Dort, wo die Proteste gegen den Hijab-Zwang begannen, sind sie auch heute noch am heftigsten und machen dem Regime am meisten zu schaffen. Doch die Autoritäten gehen gnadenlos gegen Demonstranten vor.

Inga Rogg, Jerusalem16.10.2022, NEUE ZÜRCHER  ZEITUNG

Die Proteste in Iran halten seit nunmehr fast vier Wochen an. Sie nehmen in Wellen zu und ab, ganz beenden kann sie die iranische Führung bis anhin aber nicht. Nirgendwo sind die Aufstände so heftig und anhaltend wie in den kurdischen Gebieten im Westen des Landes, wo sie sich vor knapp einem Monat am Tod von Mahsa Amini entzündet haben.

Ladenbesitzer sind dort mehrfach einem Aufruf zum Generalstreik gefolgt und haben damit das Wirtschaftsleben lahmgelegt. Wie in anderen Städten des Landes fordern Studentinnen und Schülerinnen die Obrigkeit mit Protestaktionen gegen den Kopftuchzwang heraus, vor allem aber leisten die Kurden gegen das harte Vorgehen der Sicherheitskräfte Widerstand.

Proteste allerorten

Eine der Hochburgen des Aufbegehrens ist Saqez, der Heimatort von Zhina Amini, wie die ums Leben gekommene junge Frau auf Kurdisch hiess. Aber es ist bei weitem nicht die einzige Stadt. Beobachter und Menschenrechtsorganisationen verzeichneten Proteste vom äussersten Norden der kurdischen Region um Piranshar bis in den äussersten Süden um Ilam. Kleinstädte wie Divandarreh wurden genauso von Unruhen erfasst wie mittelgrosse Städte und Grossstädte wie Baneh, Bukan, Kermanshah oder Mahabad, die Hauptstadt der gleichnamigen kurzlebigen kurdischen Republik von 1946.

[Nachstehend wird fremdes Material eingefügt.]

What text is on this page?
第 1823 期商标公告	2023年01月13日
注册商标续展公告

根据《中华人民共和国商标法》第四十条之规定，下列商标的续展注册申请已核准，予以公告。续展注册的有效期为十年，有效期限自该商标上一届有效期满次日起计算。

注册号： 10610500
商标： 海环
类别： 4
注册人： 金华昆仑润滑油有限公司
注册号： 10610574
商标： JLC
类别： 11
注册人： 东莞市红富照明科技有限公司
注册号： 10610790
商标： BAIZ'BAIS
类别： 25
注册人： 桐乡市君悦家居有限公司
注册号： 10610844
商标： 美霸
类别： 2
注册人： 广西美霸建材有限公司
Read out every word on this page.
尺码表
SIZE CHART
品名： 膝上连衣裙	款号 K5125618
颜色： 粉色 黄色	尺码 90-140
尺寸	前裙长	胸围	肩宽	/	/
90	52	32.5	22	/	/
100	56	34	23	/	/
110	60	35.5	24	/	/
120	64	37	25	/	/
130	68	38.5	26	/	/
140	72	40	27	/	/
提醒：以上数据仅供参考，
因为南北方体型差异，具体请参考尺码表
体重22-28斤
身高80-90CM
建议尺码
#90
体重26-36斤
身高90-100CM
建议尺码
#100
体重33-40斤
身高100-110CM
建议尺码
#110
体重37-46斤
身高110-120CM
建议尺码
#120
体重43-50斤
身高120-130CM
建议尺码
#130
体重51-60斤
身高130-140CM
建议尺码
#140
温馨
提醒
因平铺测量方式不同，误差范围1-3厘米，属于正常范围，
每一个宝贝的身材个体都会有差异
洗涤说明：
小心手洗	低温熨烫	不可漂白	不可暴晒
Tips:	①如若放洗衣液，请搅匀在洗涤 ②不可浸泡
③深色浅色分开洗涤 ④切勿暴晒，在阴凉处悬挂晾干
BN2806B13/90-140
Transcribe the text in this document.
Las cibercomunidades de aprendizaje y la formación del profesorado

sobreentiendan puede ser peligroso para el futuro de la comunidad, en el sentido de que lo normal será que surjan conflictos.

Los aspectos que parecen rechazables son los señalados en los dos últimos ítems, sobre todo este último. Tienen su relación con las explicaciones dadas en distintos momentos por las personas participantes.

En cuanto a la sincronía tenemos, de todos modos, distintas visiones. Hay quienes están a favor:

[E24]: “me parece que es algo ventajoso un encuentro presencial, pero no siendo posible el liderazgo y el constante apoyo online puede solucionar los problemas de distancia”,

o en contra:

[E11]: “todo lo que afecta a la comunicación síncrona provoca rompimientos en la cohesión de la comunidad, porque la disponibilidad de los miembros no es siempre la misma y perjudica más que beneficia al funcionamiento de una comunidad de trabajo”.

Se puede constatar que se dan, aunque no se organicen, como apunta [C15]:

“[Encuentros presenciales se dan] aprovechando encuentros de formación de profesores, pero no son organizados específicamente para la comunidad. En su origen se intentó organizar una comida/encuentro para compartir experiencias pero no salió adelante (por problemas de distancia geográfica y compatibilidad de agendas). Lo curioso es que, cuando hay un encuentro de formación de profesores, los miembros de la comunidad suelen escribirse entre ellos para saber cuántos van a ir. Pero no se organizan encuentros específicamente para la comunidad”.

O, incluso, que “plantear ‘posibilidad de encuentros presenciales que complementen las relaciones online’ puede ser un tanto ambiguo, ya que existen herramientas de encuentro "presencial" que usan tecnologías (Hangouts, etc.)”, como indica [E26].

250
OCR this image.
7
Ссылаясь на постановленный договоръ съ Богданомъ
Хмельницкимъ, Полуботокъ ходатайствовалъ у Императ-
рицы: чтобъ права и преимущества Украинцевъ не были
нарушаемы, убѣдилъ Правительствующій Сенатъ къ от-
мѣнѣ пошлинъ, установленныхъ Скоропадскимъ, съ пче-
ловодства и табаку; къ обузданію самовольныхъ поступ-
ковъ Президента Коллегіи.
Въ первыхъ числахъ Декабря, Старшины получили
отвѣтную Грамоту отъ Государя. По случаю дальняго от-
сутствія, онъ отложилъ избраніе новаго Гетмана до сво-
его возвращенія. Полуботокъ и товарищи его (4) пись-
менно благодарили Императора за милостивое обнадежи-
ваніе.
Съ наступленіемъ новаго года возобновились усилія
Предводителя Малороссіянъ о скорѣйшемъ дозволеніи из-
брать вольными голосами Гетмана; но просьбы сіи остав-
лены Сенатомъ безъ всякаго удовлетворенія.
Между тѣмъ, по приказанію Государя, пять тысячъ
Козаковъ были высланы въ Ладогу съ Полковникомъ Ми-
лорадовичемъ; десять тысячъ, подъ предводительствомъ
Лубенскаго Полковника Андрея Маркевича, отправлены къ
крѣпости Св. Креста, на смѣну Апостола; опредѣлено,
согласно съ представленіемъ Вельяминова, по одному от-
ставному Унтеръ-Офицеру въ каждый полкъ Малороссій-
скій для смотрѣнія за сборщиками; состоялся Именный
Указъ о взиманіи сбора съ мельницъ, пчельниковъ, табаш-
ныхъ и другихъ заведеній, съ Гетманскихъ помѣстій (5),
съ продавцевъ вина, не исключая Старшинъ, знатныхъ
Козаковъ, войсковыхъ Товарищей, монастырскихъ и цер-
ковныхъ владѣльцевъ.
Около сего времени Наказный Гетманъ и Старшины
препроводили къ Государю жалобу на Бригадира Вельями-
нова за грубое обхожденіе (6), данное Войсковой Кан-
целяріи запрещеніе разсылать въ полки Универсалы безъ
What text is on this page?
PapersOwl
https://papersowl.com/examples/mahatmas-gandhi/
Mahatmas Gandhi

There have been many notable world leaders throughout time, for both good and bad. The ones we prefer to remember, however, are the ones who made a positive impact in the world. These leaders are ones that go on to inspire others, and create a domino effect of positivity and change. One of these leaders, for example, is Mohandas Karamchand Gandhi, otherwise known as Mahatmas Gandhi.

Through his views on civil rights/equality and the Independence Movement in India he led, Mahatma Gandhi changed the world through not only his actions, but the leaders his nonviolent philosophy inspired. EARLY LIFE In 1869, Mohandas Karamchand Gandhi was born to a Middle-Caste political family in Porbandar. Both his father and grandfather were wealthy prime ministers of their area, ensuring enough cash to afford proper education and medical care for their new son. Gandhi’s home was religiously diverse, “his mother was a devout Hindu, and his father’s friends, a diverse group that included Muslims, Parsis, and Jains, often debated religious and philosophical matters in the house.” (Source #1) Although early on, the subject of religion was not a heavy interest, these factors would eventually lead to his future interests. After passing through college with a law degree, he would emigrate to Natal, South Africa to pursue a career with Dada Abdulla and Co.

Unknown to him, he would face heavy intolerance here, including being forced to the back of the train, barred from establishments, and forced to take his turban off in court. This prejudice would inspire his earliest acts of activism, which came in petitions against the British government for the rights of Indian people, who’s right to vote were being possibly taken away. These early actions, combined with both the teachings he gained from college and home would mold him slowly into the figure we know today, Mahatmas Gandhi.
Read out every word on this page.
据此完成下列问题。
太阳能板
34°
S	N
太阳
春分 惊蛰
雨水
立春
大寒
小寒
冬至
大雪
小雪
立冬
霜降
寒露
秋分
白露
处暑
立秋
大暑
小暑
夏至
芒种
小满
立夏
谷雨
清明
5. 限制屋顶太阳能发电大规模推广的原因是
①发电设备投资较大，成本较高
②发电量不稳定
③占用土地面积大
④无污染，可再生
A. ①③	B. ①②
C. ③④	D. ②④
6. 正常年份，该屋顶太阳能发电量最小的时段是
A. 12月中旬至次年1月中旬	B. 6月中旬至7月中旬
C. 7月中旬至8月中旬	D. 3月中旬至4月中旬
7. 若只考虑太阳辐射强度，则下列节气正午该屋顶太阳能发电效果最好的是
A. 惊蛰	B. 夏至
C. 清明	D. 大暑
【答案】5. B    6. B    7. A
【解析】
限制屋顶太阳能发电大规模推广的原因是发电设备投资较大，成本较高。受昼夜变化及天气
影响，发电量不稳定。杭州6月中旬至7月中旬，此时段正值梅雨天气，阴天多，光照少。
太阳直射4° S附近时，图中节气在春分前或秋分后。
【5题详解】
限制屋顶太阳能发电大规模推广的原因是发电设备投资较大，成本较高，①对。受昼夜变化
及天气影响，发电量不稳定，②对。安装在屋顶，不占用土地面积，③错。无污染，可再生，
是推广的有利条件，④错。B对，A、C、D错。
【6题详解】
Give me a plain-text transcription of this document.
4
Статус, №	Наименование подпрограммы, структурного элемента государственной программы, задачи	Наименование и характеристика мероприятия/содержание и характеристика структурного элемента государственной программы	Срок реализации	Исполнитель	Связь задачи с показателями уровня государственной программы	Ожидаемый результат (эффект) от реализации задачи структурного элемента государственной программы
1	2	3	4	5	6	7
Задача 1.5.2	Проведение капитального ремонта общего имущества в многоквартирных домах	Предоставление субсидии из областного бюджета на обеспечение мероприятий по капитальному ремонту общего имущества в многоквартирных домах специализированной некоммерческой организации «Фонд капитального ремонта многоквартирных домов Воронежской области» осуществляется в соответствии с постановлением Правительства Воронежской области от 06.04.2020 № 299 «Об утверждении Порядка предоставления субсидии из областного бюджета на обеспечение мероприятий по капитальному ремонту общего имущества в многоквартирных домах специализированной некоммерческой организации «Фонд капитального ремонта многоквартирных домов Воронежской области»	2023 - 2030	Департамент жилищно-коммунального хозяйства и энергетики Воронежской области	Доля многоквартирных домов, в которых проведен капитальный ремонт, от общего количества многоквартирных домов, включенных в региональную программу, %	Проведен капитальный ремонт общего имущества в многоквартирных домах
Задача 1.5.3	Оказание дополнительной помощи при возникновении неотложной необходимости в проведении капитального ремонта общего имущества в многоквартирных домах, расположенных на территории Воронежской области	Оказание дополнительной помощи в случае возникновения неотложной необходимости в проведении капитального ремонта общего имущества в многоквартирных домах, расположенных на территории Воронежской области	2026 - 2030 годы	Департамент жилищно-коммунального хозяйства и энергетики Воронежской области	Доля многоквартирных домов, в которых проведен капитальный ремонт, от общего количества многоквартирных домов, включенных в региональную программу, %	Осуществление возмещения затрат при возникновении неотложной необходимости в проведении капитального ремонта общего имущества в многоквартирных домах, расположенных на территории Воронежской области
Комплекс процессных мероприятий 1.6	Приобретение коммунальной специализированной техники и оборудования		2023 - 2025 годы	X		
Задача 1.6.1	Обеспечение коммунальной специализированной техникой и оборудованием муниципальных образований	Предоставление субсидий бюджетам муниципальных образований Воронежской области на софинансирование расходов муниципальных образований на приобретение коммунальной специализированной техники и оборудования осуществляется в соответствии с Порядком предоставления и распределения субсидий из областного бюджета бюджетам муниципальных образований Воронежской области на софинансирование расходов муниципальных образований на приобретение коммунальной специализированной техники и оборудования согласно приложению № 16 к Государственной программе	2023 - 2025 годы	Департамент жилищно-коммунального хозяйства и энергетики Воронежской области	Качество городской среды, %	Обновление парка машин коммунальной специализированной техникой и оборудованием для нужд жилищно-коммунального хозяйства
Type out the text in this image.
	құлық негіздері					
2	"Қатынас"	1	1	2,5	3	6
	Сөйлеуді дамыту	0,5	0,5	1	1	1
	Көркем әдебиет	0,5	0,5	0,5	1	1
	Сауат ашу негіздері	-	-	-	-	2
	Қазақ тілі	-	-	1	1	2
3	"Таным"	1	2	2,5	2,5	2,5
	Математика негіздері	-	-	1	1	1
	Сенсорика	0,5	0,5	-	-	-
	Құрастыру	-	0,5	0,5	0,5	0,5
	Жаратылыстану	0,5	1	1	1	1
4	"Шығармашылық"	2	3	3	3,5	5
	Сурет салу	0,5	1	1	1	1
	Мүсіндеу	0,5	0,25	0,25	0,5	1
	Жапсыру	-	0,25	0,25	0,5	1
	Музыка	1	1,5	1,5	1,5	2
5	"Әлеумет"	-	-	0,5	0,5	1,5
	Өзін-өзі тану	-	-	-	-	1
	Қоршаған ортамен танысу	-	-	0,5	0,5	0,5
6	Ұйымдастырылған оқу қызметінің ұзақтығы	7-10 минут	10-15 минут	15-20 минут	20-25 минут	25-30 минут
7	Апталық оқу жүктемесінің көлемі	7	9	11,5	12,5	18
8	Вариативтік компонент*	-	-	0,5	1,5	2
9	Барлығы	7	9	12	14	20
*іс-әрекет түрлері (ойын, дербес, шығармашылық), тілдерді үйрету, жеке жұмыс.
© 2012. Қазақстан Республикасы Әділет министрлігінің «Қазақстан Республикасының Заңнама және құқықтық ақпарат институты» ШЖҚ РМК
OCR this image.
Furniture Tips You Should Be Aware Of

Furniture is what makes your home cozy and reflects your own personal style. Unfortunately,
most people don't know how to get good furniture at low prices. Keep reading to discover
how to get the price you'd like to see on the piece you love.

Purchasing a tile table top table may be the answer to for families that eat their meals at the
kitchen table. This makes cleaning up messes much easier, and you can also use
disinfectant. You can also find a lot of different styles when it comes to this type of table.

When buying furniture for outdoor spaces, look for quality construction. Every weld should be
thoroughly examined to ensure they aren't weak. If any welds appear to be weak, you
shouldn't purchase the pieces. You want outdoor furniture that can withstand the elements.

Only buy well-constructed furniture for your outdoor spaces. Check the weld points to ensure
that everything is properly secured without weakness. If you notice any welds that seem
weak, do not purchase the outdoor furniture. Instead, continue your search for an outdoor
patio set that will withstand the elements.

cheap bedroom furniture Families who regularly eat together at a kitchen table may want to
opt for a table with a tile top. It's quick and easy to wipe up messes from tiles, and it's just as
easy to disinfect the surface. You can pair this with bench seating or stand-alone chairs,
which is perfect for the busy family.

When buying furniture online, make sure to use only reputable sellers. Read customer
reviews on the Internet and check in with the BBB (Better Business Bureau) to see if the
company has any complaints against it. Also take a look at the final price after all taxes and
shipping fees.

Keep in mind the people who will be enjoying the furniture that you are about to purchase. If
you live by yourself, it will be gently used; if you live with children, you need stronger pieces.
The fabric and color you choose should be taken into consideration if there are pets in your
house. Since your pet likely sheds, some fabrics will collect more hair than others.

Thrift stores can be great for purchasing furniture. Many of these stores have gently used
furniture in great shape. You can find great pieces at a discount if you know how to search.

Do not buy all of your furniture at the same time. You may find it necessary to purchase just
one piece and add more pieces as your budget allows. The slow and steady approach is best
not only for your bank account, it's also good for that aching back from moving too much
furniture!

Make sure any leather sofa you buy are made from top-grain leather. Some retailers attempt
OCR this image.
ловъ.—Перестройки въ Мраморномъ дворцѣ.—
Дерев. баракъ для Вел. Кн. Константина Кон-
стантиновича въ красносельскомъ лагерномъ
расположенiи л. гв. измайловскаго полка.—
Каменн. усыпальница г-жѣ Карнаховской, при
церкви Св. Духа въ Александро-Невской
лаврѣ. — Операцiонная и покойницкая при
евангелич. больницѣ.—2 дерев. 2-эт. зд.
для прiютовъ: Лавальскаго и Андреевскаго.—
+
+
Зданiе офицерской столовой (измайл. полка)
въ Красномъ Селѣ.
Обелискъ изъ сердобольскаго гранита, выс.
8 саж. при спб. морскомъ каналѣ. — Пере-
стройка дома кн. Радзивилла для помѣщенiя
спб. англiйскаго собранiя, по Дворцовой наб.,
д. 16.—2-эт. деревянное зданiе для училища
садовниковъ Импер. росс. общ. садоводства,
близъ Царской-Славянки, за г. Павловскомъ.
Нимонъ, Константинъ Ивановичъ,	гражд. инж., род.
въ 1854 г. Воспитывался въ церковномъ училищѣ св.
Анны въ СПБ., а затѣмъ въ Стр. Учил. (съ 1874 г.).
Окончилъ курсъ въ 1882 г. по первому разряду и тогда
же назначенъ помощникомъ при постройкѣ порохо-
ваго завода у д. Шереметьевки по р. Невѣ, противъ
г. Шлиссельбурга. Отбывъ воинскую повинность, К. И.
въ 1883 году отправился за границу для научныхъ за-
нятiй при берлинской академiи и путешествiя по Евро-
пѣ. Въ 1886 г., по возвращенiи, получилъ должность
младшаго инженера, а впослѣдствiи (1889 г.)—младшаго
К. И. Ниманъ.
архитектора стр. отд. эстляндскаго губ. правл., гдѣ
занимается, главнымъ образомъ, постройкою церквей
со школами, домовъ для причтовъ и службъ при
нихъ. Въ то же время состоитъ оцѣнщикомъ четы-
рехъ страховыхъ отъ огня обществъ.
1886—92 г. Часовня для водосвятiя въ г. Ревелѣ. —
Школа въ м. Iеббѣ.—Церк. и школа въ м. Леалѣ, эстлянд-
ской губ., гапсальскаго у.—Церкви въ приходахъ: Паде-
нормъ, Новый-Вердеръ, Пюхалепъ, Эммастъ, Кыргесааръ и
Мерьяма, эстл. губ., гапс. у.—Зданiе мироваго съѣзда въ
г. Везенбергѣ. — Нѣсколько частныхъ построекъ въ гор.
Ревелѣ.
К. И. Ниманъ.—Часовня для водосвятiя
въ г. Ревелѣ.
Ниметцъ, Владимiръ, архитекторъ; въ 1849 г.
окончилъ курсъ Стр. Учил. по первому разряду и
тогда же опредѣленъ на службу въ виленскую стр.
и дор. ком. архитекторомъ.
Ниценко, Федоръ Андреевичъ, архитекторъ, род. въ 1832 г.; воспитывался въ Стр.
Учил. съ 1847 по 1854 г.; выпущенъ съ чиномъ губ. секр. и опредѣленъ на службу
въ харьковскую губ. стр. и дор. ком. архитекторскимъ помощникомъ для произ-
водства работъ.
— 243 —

Kartengrundlage: © Openstreetmap, © Maptiler

NZZ / iro.

Nirgendwo ist die Rebellion jedoch so stark wie in Sanandaj, der Hauptstadt der Provinz Kordestan (Kurdistan) und zweitgrössten kurdischen Stadt in Iran. Seit Tagen kommt es in der Stadt mit mehr als 400 000 Einwohnern zu schweren Zusammenstössen zwischen Kurden und Sicherheitskräften. Ein Video zeigt, wie Sicherheitskräfte, bewehrt mit Schilden und Helmen, mit Knüppeln auf Demonstranten losgehen. Nur wenig später sieht man, wie der gleiche Trupp vor steinewerfenden Demonstranten die Flucht ergreift.

Die Regierung hat die Zahl der Sicherheitskräfte in den kurdischen Gebieten in den letzten Wochen und Tagen stark erhöht. Zudem hat sie das Internet teilweise abgeschaltet oder die Verbindungen gedrosselt. Auch die Mobilfunkverbindungen sind an manchen Tagen eingeschränkt.

«Ausländische Verschwörung»

Trotzdem konnten die Sicherheitskräfte den Widerstand bisher nicht brechen. Videoaufnahmen zeigen nächtliche Strassenschlachten; Kurden zünden Autoreifen an, Schüsse hallen durch die Nacht. Dabei sind es keineswegs nur junge Männer, wie in solchen Fällen meist üblich, die tagsüber und nachts den Polizisten und Milizen die Stirn bieten.

Männer aller Altersgruppen und auch Frauen sind dabei. In einer Aufnahme von Anfang der Woche sieht man eine junge Frau, die mitten in der Nacht ohne Kopftuch einsam auf einem umgestürzten Müllcontainer steht und ihre Finger zum Siegeszeichen spreizt. In anderen ziehen sich Frauen festes Schuhwerk an und machen sich erklärtermassen für Proteste bereit.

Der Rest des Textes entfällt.